Le but de l'opération était de réussir à neutraliser Kirk Douglas, et de récupérer Robin pour profiter de ses superpouvoirs afin de faire... des tests!

En effet tous les gamins super doués sont envoyés dans une sorte d'école des sorciers (bonjour Harry Potter) pour réaliser des tests palpitants à base de chifoumi, et de lancers de disque du chien dans le jardin.. Les meilleurs sont alors kidnappés définitivement par la vile organisation pour faire encore tout plein de tests bien plus poussés : faire du saut à la perche par exemple.

- Un an plus tard, vieux Chicago, Kirk Douglas n'est pas mort et recherche toujours activement son fils kidnappé, malheureusement il se fait repérer par les vilains, et moment de bravoure, il est obligé de quitter en vitesse son lit, résultat, course-poursuite dantesque dans les rues en slibard, avec un petit côté king kong, puisque Kirk bondit de toits en toits, avant de trouver refuge chez une famille qu'il prend en otage pour récupérer de nouvelles fringues, de l'argent, et surtout se faire un nouveau déguisement ni vu ni connu j'tembrouille à la mission impossible.

Oui mais non, on t'a reconnu, t'es grimé comme une merde Kirk, c'est pas en tenant une canne de grand-père, en te peroxydant les cheveux, en t'ajoutant 200 fossettes de plus sur la gueule, et en marchant à deux à l'heure comme un papy que tu passeras inaperçu.

Et effectivement ça ne rate pas, puisqu'il se fait immédiatement repérer... Par l'organisation qui a des yeux et des oreilles partout...

- Un autre arc narratif suit les aventures d'Amy Irving, l'ex camarade de Sissy Spacek dans "Carrie au bal du diable", là encore c'est totalement mou, impersonnel et franchement chiant. Elle a également des superpouvoirs qui consistent à faire saigner les gens qui l'emmerdent et à faire rouler des trains miniatures tout seuls...
Elle est envoyée dans l'école où se trouvait Robin, elle a des flash (bien réalisés pour le coup) où elle revoit ce qu'a vécu Robin, et se rend compte qu'elle est connectée à son esprit.
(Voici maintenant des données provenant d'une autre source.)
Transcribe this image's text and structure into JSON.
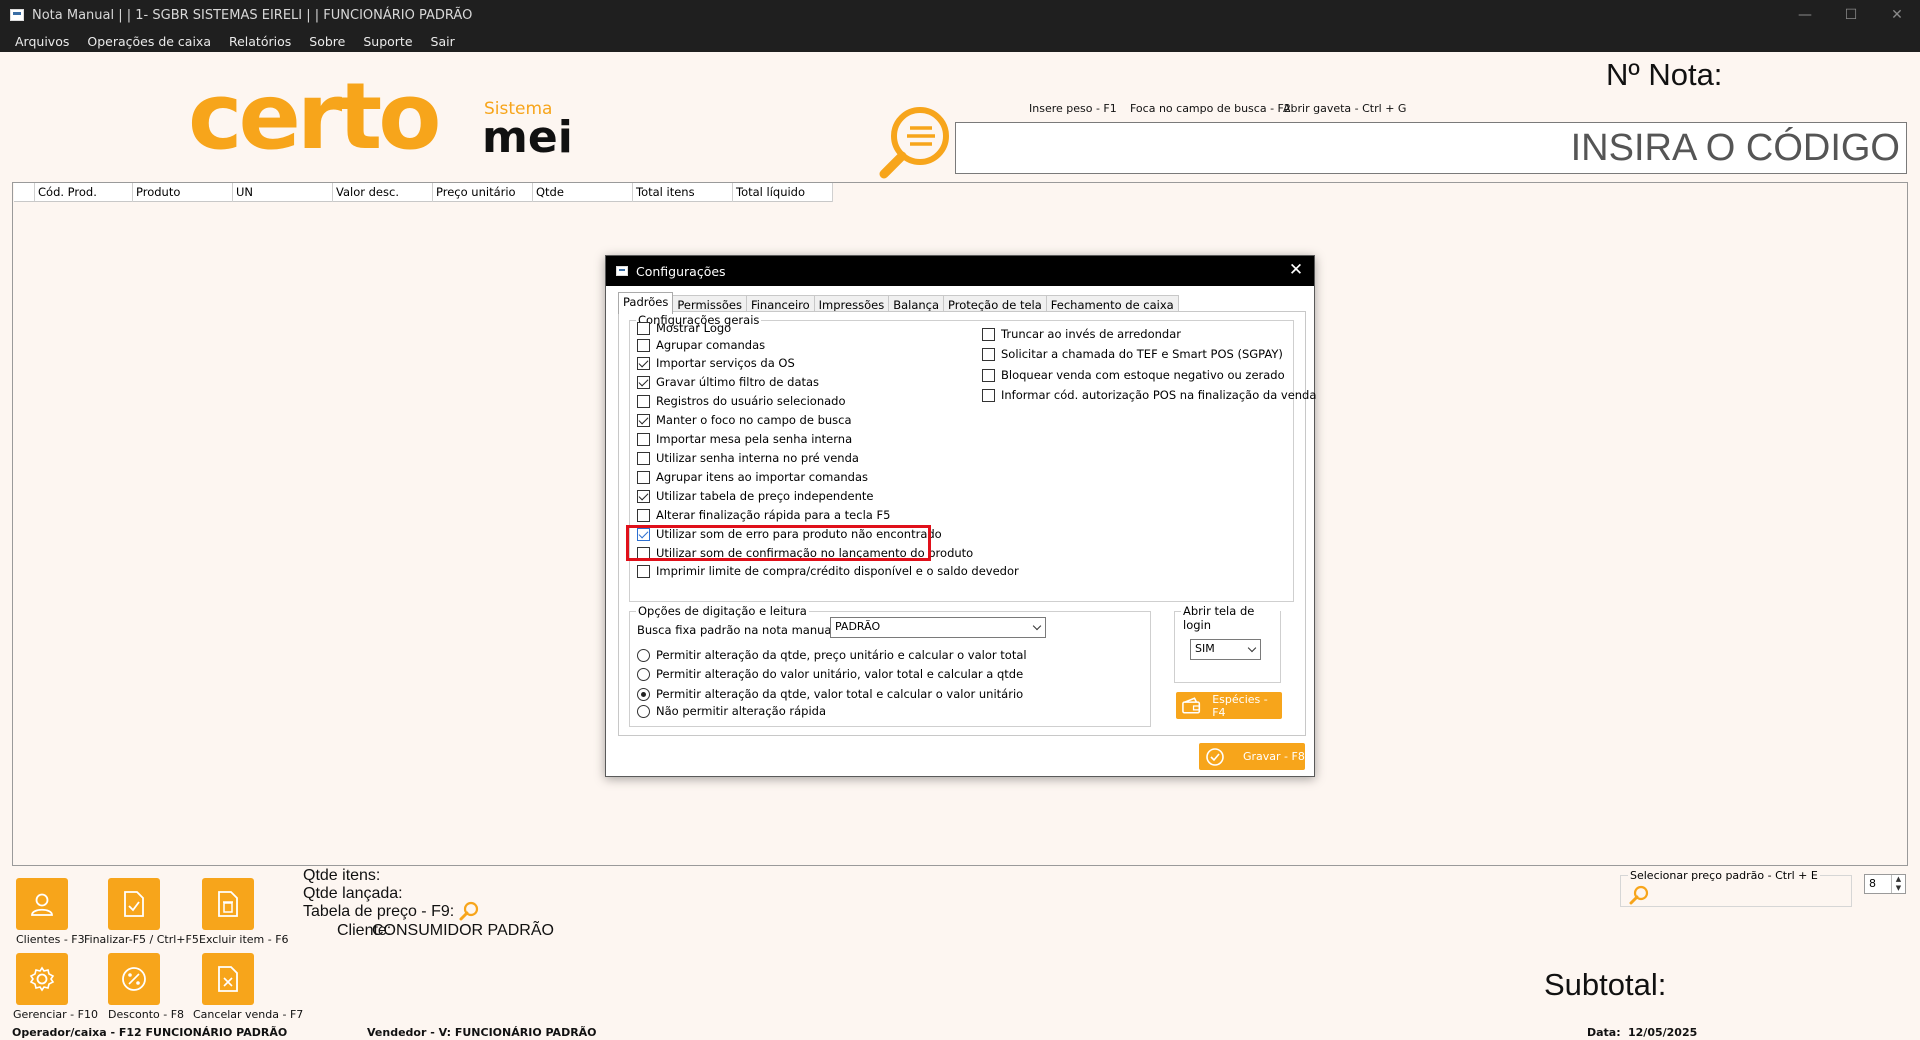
{
  "window": {
    "title": "Nota Manual | | 1- SGBR SISTEMAS EIRELI | | FUNCIONÁRIO PADRÃO",
    "minimize": "—",
    "maximize": "☐",
    "close": "✕"
  },
  "menu": [
    "Arquivos",
    "Operações de caixa",
    "Relatórios",
    "Sobre",
    "Suporte",
    "Sair"
  ],
  "logo": {
    "brand": "certo",
    "sistema": "Sistema",
    "mei": "mei",
    "brand_color": "#f7a51b"
  },
  "header": {
    "nota_label": "Nº Nota:",
    "shortcut_peso": "Insere peso - F1",
    "shortcut_busca": "Foca no campo de busca - F2",
    "shortcut_gaveta": "Abrir gaveta - Ctrl + G",
    "code_placeholder": "INSIRA O CÓDIGO"
  },
  "grid": {
    "columns": [
      "Cód. Prod.",
      "Produto",
      "UN",
      "Valor desc.",
      "Preço unitário",
      "Qtde",
      "Total itens",
      "Total líquido"
    ]
  },
  "dialog": {
    "title": "Configurações",
    "tabs": [
      "Padrões",
      "Permissões",
      "Financeiro",
      "Impressões",
      "Balança",
      "Proteção de tela",
      "Fechamento de caixa"
    ],
    "active_tab": "Padrões",
    "general_title": "Configurações gerais",
    "left_checks": [
      {
        "label": "Mostrar Logo",
        "checked": false
      },
      {
        "label": "Agrupar comandas",
        "checked": false
      },
      {
        "label": "Importar serviços da OS",
        "checked": true
      },
      {
        "label": "Gravar último filtro de datas",
        "checked": true
      },
      {
        "label": "Registros do usuário selecionado",
        "checked": false
      },
      {
        "label": "Manter o foco no campo de busca",
        "checked": true
      },
      {
        "label": "Importar mesa pela senha interna",
        "checked": false
      },
      {
        "label": "Utilizar senha interna no pré venda",
        "checked": false
      },
      {
        "label": "Agrupar itens ao importar comandas",
        "checked": false
      },
      {
        "label": "Utilizar tabela de preço independente",
        "checked": true
      },
      {
        "label": "Alterar finalização rápida para a tecla F5",
        "checked": false
      },
      {
        "label": "Utilizar som de erro para produto não encontrado",
        "checked": true
      },
      {
        "label": "Utilizar som de confirmação no lançamento do produto",
        "checked": false
      },
      {
        "label": "Imprimir limite de compra/crédito disponível e o saldo devedor",
        "checked": false
      }
    ],
    "right_checks": [
      {
        "label": "Truncar ao invés de arredondar",
        "checked": false
      },
      {
        "label": "Solicitar a chamada do TEF e Smart POS (SGPAY)",
        "checked": false
      },
      {
        "label": "Bloquear venda com estoque negativo ou zerado",
        "checked": false
      },
      {
        "label": "Informar cód. autorização POS na finalização da venda",
        "checked": false
      }
    ],
    "typing_title": "Opções de digitação e leitura",
    "busca_label": "Busca fixa padrão na nota manual por:",
    "busca_value": "PADRÃO",
    "radios": [
      {
        "label": "Permitir alteração da qtde, preço unitário e calcular o valor total",
        "selected": false
      },
      {
        "label": "Permitir alteração do valor unitário, valor total e calcular a qtde",
        "selected": false
      },
      {
        "label": "Permitir alteração da qtde, valor total e calcular o valor unitário",
        "selected": true
      },
      {
        "label": "Não permitir alteração rápida",
        "selected": false
      }
    ],
    "login_title": "Abrir tela de login",
    "login_value": "SIM",
    "especies_btn": "Espécies - F4",
    "gravar_btn": "Gravar - F8",
    "highlight_color": "#e0101a"
  },
  "bottom": {
    "tiles": [
      {
        "label": "Clientes - F3",
        "icon": "user-icon"
      },
      {
        "label": "Finalizar-F5 / Ctrl+F5",
        "icon": "doc-check-icon"
      },
      {
        "label": "Excluir item - F6",
        "icon": "trash-icon"
      },
      {
        "label": "Gerenciar - F10",
        "icon": "gear-icon"
      },
      {
        "label": "Desconto - F8",
        "icon": "percent-icon"
      },
      {
        "label": "Cancelar venda - F7",
        "icon": "doc-x-icon"
      }
    ],
    "qtde_itens": "Qtde itens:",
    "qtde_lancada": "Qtde lançada:",
    "tabela_preco": "Tabela de preço - F9:",
    "cliente_label": "Cliente:",
    "cliente_value": "CONSUMIDOR PADRÃO",
    "preco_label": "Selecionar preço padrão - Ctrl + E",
    "spin_value": "8",
    "subtotal_label": "Subtotal:",
    "operador": "Operador/caixa - F12 FUNCIONÁRIO PADRÃO",
    "vendedor": "Vendedor - V: FUNCIONÁRIO PADRÃO",
    "data_label": "Data:",
    "data_value": "12/05/2025"
  }
}
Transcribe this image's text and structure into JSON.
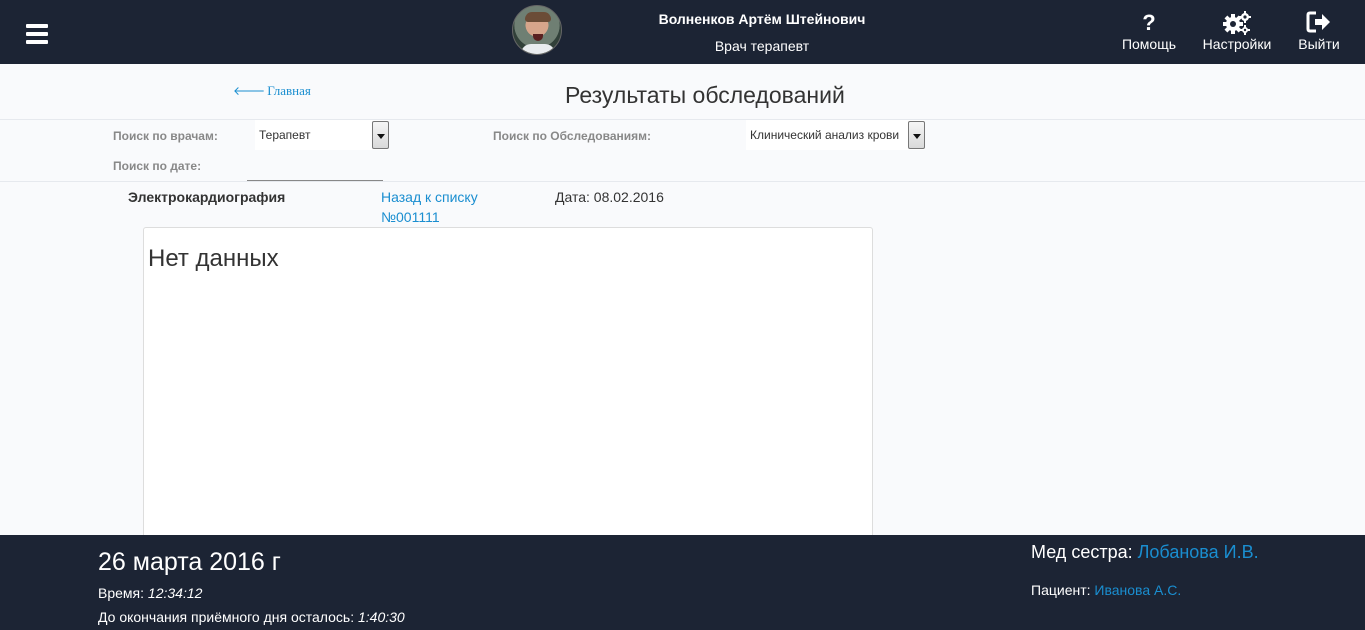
{
  "header": {
    "menu_icon": "hamburger-menu-icon",
    "user_name": "Волненков Артём Штейнович",
    "user_role": "Врач терапевт",
    "help_label": "Помощь",
    "settings_label": "Настройки",
    "logout_label": "Выйти",
    "help_icon": "question-icon",
    "settings_icon": "gears-icon",
    "logout_icon": "sign-out-icon"
  },
  "title_bar": {
    "home_link": "Главная",
    "page_title": "Результаты обследований"
  },
  "filters": {
    "doctor_label": "Поиск по врачам:",
    "doctor_value": "Терапевт",
    "exam_label": "Поиск по Обследованиям:",
    "exam_value": "Клинический анализ крови",
    "date_label": "Поиск по дате:",
    "date_value": ""
  },
  "result": {
    "exam_name": "Электрокардиография",
    "back_link": "Назад к списку",
    "number": "№001111",
    "date": "Дата: 08.02.2016",
    "content": "Нет данных"
  },
  "footer": {
    "date": "26 марта 2016 г",
    "time_label": "Время: ",
    "time_value": "12:34:12",
    "remain_label": "До окончания приёмного дня осталось: ",
    "remain_value": "1:40:30",
    "nurse_label": "Мед сестра: ",
    "nurse_name": "Лобанова И.В.",
    "patient_label": "Пациент: ",
    "patient_name": "Иванова А.С."
  },
  "colors": {
    "header_bg": "#1c2434",
    "link": "#1a8ed0"
  }
}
Gros coup de bol, Kirk avait fait copain/copine avec l'une des employées de l'école, qui lui file le tuyau : peut-être permettra-t-elle de retrouver la planque mystérieuse où est détenu Robin, qui je le rappelle est en train de rien foutre dans une maison de campagne : ah si du saut à la perche, on lui a même mis une greluche entre les pattes pour l'amadouer, et parfois ils font même des sorties en fête foraine du vieux Chicago (qui fait figure d'antiquité puisqu'elle a été rasée depuis), où de rage il explose les nacelles d'une grande roue dans laquelle se sont retrouvés là de pauvre saoudiens qui n'ont rien demandé à personne, et qui du coup partent valdinguer dans le décor, ce qui m'a fait une grande peine.

Mais bon, il faut rappeler que l'organisation rôde toujours partout et a bien ciblé le potentiel du personnage d'Amy Irving, pour pouvoir la kidnapper à son tour, et faire un duo maléfique avec Robin, et ainsi pouvoir faire deux fois plus de tests à base de cordes à sauter, et lancers du marteau MOUAHAHAHAHHAHAHAHAHAHAHAHAHAHHAHAHA.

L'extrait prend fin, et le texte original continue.